Oktoberfest: Was steckt hinter dem Trachtenboom?
Vom Oktoberfest 2008. Foto: La inquieta mirada , flickr
“Globalisierung macht Hirtenkultur cool” schrieb ich vor vier Wochen. Doch nicht nur in der Schweiz sind Trachten und alte Traditionen wieder angesagt. Mehrere Zeitungen berichten von einem Trachtenboom in Deutschland.
Deutschland macht auf Tracht, meldet die Mainpost: “Nicht nur in den Festzelten auf dem Oktoberfest in München schunkeln die Deutschen in Schürze und Krachlederner. Auch bundesweit steigt die Nachfrage nach zünftiger Trachtenmode.”
“Vor 15 Jahren noch hätten Teenager sich dafür geschämt, heute geht kaum mehr eine ohne Dirndl auf die Wiesn. Ein Ende des Trachtenbooms ist nicht in Sicht", behauptet Focus.

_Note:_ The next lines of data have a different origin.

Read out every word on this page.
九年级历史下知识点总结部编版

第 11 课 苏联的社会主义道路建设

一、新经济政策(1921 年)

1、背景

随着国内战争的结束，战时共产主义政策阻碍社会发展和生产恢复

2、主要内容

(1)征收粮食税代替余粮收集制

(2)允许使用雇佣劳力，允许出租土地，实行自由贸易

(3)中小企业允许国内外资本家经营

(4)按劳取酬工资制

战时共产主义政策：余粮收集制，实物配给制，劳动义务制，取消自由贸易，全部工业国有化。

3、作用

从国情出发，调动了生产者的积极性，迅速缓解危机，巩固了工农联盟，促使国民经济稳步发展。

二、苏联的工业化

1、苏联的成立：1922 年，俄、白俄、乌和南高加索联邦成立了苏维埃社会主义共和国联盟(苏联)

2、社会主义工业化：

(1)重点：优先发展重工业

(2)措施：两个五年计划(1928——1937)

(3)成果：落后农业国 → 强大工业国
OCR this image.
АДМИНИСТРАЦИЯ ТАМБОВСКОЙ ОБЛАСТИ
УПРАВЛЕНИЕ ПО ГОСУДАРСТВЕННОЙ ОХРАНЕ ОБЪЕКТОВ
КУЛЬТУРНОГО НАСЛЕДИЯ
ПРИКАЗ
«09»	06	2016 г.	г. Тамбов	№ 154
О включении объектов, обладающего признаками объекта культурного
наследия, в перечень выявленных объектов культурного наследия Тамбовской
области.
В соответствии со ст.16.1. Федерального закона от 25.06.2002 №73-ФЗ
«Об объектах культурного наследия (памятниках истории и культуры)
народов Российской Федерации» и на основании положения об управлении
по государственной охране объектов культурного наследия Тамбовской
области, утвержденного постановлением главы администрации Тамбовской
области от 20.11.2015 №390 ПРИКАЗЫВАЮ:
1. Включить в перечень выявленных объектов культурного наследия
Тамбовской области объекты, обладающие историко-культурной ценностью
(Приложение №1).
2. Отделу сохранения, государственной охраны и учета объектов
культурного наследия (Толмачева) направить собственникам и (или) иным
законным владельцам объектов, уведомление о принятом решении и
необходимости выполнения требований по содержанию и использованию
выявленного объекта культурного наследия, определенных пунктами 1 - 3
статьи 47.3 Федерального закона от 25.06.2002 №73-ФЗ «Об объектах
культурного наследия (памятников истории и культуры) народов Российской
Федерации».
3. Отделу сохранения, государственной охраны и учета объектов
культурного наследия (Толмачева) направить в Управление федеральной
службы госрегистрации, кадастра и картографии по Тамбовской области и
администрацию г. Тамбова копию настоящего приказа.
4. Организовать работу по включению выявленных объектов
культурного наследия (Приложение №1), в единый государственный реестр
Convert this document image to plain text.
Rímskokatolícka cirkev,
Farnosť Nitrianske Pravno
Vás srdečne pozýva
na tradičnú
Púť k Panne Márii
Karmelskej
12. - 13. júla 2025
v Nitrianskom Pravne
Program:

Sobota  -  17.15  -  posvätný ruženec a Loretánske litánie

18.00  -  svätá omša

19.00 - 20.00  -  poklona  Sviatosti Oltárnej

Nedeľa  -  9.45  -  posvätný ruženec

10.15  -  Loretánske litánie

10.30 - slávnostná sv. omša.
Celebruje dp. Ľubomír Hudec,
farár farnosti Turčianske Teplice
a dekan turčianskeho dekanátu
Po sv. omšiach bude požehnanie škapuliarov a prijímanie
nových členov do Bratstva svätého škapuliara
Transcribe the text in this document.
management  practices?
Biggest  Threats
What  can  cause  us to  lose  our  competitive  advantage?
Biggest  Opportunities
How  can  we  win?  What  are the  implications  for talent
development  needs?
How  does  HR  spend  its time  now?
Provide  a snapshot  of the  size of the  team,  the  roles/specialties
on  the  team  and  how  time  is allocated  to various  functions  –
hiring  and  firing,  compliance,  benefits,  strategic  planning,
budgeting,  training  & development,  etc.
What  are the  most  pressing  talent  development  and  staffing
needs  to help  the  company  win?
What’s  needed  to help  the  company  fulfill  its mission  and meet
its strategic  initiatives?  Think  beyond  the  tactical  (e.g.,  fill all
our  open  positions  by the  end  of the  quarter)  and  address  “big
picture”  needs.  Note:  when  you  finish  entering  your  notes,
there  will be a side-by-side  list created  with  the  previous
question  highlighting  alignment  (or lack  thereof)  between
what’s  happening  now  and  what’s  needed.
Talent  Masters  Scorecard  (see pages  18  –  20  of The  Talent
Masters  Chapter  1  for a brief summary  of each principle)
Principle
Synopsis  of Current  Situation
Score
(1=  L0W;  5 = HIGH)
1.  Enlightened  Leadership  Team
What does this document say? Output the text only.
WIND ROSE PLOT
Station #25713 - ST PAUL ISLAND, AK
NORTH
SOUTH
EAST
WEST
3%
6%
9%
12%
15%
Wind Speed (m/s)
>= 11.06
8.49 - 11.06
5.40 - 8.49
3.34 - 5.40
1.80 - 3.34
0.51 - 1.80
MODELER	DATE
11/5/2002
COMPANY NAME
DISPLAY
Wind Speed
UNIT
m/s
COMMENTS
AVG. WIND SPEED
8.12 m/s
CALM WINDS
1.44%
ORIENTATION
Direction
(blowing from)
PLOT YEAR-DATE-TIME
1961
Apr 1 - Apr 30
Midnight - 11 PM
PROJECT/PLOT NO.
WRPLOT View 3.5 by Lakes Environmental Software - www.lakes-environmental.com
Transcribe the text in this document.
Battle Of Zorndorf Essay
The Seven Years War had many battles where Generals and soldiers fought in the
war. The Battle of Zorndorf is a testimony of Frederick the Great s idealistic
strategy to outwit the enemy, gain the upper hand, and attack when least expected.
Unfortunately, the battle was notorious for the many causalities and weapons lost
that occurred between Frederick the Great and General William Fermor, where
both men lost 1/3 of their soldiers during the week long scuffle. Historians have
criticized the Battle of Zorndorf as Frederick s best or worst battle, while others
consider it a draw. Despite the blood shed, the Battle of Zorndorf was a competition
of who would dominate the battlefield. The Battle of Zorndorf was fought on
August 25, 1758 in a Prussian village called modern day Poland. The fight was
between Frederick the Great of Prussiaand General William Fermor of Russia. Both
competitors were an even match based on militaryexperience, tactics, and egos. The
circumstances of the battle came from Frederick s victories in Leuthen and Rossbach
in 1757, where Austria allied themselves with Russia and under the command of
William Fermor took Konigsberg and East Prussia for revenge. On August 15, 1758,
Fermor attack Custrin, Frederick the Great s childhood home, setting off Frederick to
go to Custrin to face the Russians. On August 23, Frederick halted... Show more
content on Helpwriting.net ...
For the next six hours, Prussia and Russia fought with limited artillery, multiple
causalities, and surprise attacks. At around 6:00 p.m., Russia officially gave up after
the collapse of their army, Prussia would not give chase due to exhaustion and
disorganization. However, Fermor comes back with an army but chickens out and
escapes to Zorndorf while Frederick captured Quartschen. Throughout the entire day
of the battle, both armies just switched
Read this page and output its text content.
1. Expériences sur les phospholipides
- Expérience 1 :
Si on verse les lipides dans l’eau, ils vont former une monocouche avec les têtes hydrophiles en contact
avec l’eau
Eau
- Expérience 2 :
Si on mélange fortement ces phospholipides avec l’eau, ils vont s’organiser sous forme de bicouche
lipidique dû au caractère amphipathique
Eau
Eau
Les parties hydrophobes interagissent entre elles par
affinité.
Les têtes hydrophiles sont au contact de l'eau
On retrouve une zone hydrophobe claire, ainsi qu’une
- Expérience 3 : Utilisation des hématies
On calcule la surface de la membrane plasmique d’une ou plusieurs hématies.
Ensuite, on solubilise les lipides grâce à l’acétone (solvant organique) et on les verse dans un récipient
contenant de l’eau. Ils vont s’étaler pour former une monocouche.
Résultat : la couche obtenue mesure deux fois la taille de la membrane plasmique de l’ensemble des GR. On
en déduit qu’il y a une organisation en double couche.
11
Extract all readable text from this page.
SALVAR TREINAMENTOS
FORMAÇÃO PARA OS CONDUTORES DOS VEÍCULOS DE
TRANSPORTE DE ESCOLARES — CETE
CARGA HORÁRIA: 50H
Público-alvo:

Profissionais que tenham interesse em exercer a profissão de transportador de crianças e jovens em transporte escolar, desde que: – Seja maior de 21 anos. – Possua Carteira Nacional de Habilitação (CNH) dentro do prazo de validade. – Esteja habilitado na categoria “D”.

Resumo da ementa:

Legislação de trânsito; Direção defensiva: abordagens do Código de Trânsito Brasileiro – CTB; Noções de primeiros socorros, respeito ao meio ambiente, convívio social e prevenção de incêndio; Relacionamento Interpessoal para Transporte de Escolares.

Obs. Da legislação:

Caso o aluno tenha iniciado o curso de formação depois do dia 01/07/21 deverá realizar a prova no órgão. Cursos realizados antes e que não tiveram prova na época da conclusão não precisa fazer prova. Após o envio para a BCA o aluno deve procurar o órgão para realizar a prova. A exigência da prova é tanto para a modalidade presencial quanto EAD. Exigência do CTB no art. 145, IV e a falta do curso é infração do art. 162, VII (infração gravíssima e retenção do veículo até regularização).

Chris Tomas macht sich in einem satirischen Beitrag in der Süddeutschen gar Sorgen ueber den Trend und bezeichnet das Dirndl als bayrische Burka.
In sämtlichen Medien spielt die Forschung der Ethnologin Simone Egger von der Uni München eine zentrale Rolle. Sie ist Verfasserin des Buches Phänomen Wiesntracht: Identitätspraxen einer urbanen Gesellschaft. Dirndl und Lederhosen, München und das Oktoberfest. Das Buch basiert auf ihrer Magisterarbeit.
Sie erzählt vom Zusammengehörigkeitsgefühl, den die Tracht auf Festen schafft, aber auch dass Dirndl und Leserhosen anscheinend für viele nur ein Party-Gag sei. Der Boom habe vor zehn Jahren begonnen. “Eine Mode wäre nach ein paar Jahren vorbei gewesen. Da muss mehr dahinterstecken als nur ein Trend", sagt sie im Spiegel.
Interessant ist auch die Rolle von Migration. Migrierende Münchner tragen ihre Traditionen mit in ihre neue Heimat, und umgekehrt sorgt die hohe Zuwanderungsrate der Stadt dafür, dass Menschen aus allen Teilen Deutschlands und der Welt mit der Trachten-Tradition in Berührung kommen.
Es ist interessant, diese Entwicklung von Norwegen aus zu beobachten, wo Trachten (bunad) schon länger selbstverständlicher Teil der Gaderobe auch jüngerer Leute sind. Mehr als zwei Drittel aller Frauen besitzen ein bunad. In letzter Zeit haben sich auch mehr und mehr Männer sowie Norweger mit sogenanntem “Migrationshintergrund” eine lokale norwegische Tracht zugelegt.
Thomas Hylland Eriksen hat sich übrigens in letzter Zeit mehrmals dafür stark gemacht, den Trachten-Boom mit dem Hijab-Boom zu vergleichen. Drücken diese beiden Booms vielleicht etwas Ähnliches aus?